短時間で働くパート・アルバイトの場合、被保険者として社会保険に加入できるかは、通常の労働者の労働時間と比べて4分の3以上あるかどうかが基準になっています。このいわゆる「4分の3ルール」は1980年に、内かんと呼ばれる行政内で通達された書簡に記されていたものであって法的な効力はありません。
しかし、その法的効力の怪しさにかかわらず、多くの事業所や年金機構等の実務の場でこの「4分の3ルール」は活用されています。
例えば、これまで通常労働者の4分の3未満の労働時間だったので社会保険に加入していなくて、労働時間が4分の3以上になった場合、労働者本人の意思にかかわらず、社会保険に加入させる必要があり、加入させないままにして社保の調査にでも入られれば、最大2年期間をさかのぼって加入させていなかった期間の保険料を支払った上で加入させれられるのがオチとなるわけです。(中小企業からすると社会保険料を2年まとめて、というのは額としてとても大きい)
さて、もともとの労働時間が4分の3未満だった労働者が4分の3を超えたら社会保険に加入する必要があるというのはいいとして、もともと4分の3以上で働いていた労働者の労働時間が4分の3未満になったら、会社はその労働者を社会保険から抜いてもいいかといえば、そういうわけでもありません。
社会保険の被保険者が資格喪失をするときというのは、法律上、以下の4つの場合に限られるからです。
1.死亡したとき
2.退職したとき
3.適用除外に該当したとき
4.事業所が社保の適用事業所でなくなったとき
3の適用除外とは「臨時に使用される者」であったり「日々雇い入れられる者」など、健康保険法第3条1項ただし書きおよび、厚生年金保険法第12条に該当するものを言います。どちらにせよ、労働時間の多寡によって適用除外とされる労働者はいません。
よって、労働時間が4分の3未満になったとしても、その会社で働いている限り社会保険の資格を喪失するわけではない、・・・はずなのですが、日本年金機構の各支部、あるいはそこで働く各々の従業員によっては、4分の3未満になった時点で社保の資格を喪失してもよいと言ったりする人もいるようで、ますますややこしい。
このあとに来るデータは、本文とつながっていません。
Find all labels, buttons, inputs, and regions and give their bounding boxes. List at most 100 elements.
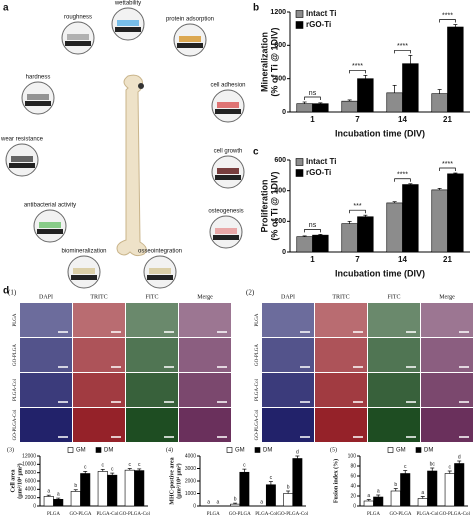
y-tick-label: 10000: [22, 462, 36, 468]
x-tick-label: GO-PLGA-Col: [277, 512, 308, 517]
bar: [265, 484, 276, 507]
legend-swatch: [387, 447, 394, 453]
significance-letter: c: [138, 462, 141, 468]
bar: [239, 471, 250, 507]
column-label: TRITC: [90, 294, 107, 300]
bar: [363, 500, 374, 507]
y-axis-label: (μm²/10⁴ μm²): [16, 463, 23, 498]
substrate: [25, 101, 51, 106]
x-tick-label: 1: [310, 255, 315, 264]
significance-letter: c: [449, 464, 452, 470]
x-tick-label: GO-PLGA: [229, 512, 251, 517]
substrate: [215, 175, 241, 180]
significance-letter: a: [57, 491, 60, 497]
bar: [341, 223, 358, 253]
y-tick-label: 20: [350, 493, 356, 499]
y-tick-label: 3000: [185, 466, 196, 472]
row-label: GO-PLGA-Col: [255, 409, 260, 440]
y-axis-label: Fusion index (%): [332, 459, 339, 503]
significance-letter: a: [421, 490, 424, 496]
x-tick-label: 21: [443, 115, 452, 124]
significance-letter: d: [458, 454, 461, 460]
legend-swatch: [295, 169, 304, 177]
bar: [386, 92, 403, 113]
x-tick-label: 7: [355, 115, 360, 124]
y-tick-label: 2000: [25, 495, 36, 501]
legend-label: rGO-Ti: [306, 168, 331, 177]
significance-letter: b: [287, 484, 290, 490]
y-tick-label: 600: [274, 157, 286, 164]
significance-label: ****: [352, 63, 363, 70]
property-label: protein adsorption: [166, 17, 214, 23]
y-axis-label: Proliferation: [259, 179, 269, 232]
y-tick-label: 8000: [25, 470, 36, 476]
surface-feature: [217, 168, 239, 174]
y-axis-label: Cell area: [10, 469, 16, 492]
panel-label: c: [253, 147, 259, 158]
row-label: GO-PLGA: [13, 344, 18, 366]
significance-bracket: [439, 19, 456, 23]
x-tick-label: PLGA: [47, 512, 60, 517]
significance-label: ****: [397, 172, 408, 179]
row-label: PLGA-Col: [255, 378, 260, 401]
legend-label: DM: [263, 448, 272, 454]
significance-letter: a: [377, 488, 380, 494]
legend-label: DM: [104, 448, 113, 454]
significance-letter: b: [234, 496, 237, 502]
significance-label: ***: [353, 203, 361, 210]
property-label: wettability: [114, 1, 141, 7]
bar: [296, 236, 313, 253]
significance-bracket: [394, 49, 411, 54]
x-tick-label: 21: [443, 255, 452, 264]
bone: [116, 74, 147, 257]
bar: [53, 499, 64, 507]
bar: [124, 469, 135, 507]
x-tick-label: 1: [310, 115, 315, 124]
surface-feature: [117, 20, 139, 26]
legend-swatch: [67, 447, 74, 453]
substrate: [9, 163, 35, 168]
significance-letter: a: [207, 499, 210, 505]
panel-label: d: [3, 286, 9, 297]
x-tick-label: 14: [398, 115, 407, 124]
bar: [107, 474, 118, 507]
property-label: hardness: [26, 75, 51, 81]
panel-label: b: [253, 3, 259, 14]
y-tick-label: 4000: [25, 487, 36, 493]
substrate: [177, 43, 203, 48]
x-tick-label: PLGA: [207, 512, 220, 517]
surface-feature: [73, 268, 95, 274]
significance-bracket: [304, 96, 321, 100]
y-tick-label: 100: [348, 453, 357, 459]
subpanel-label: (5): [330, 446, 337, 453]
bar: [400, 473, 411, 507]
significance-letter: c: [129, 462, 132, 468]
x-tick-label: PLGA: [367, 512, 380, 517]
y-axis-label: (μm²/10⁴ μm²): [175, 463, 182, 498]
significance-label: ****: [442, 161, 453, 168]
significance-letter: c: [243, 462, 246, 468]
panel-label: a: [3, 3, 9, 14]
bar: [70, 491, 81, 507]
bar: [402, 184, 419, 253]
legend-swatch: [295, 158, 304, 166]
legend-swatch: [226, 447, 233, 453]
property-label: cell adhesion: [210, 83, 245, 89]
y-tick-label: 800: [274, 42, 286, 49]
bar: [390, 490, 401, 507]
column-label: DAPI: [39, 294, 53, 300]
legend-label: rGO-Ti: [306, 20, 331, 29]
column-label: FITC: [145, 294, 158, 300]
bar: [427, 470, 438, 507]
legend-label: GM: [396, 448, 406, 454]
legend-swatch: [295, 21, 304, 29]
significance-letter: c: [270, 475, 273, 481]
bar: [357, 78, 374, 113]
x-tick-label: 7: [355, 255, 360, 264]
y-tick-label: 4000: [185, 453, 196, 459]
y-tick-label: 80: [350, 463, 356, 469]
bar: [373, 496, 384, 507]
subpanel-label: (4): [166, 446, 173, 453]
substrate: [37, 229, 63, 234]
y-tick-label: 200: [274, 218, 286, 225]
一応、内かんなんていう、法律でも何でもない行政内のただの連絡事項を無視するのなら、労働時間にかかわらず社会保険の適用事業所に務める労働者はすべからく社会保険に加入し、また、労働時間が短くなったからといって資格を喪失させる必要もないのですが、ちょうど「4分の3」あたりで働く労働者というのは、労働時間が短いぶん低所得者であることが多く、そもそも労働者のほうが入れてくれるな、という場合も多いのが現状です。なにせ、現在の社会保険料率だと給与の1割以上を社会保険料で持っていかれてしまうわけですからね。
逆を言えば、そういった要望が多いからこそ、通常労働者の4分の3前後の労働時間で働く労働者の社会保険の取得喪失を行政が裁量的に行っていると言えますが、加入はともかく、4分の3未満で喪失させるのは、その良し悪しはともかく完全な越権行為と言わざるをえません。まあ、こうした行政国家的な対応は厚労省管轄の役場では珍しくもなんともないのですが。
来年の10月以降は、従業員数501人以上の事業所に関しては「法律によって」、労働時間が20時間以上の者を社会保険に加入させる義務が発生しますが、中小企業に関しては、今後もはっきり言って意味の分からないこの「4分の3ルール」に振り回されることになりそうです。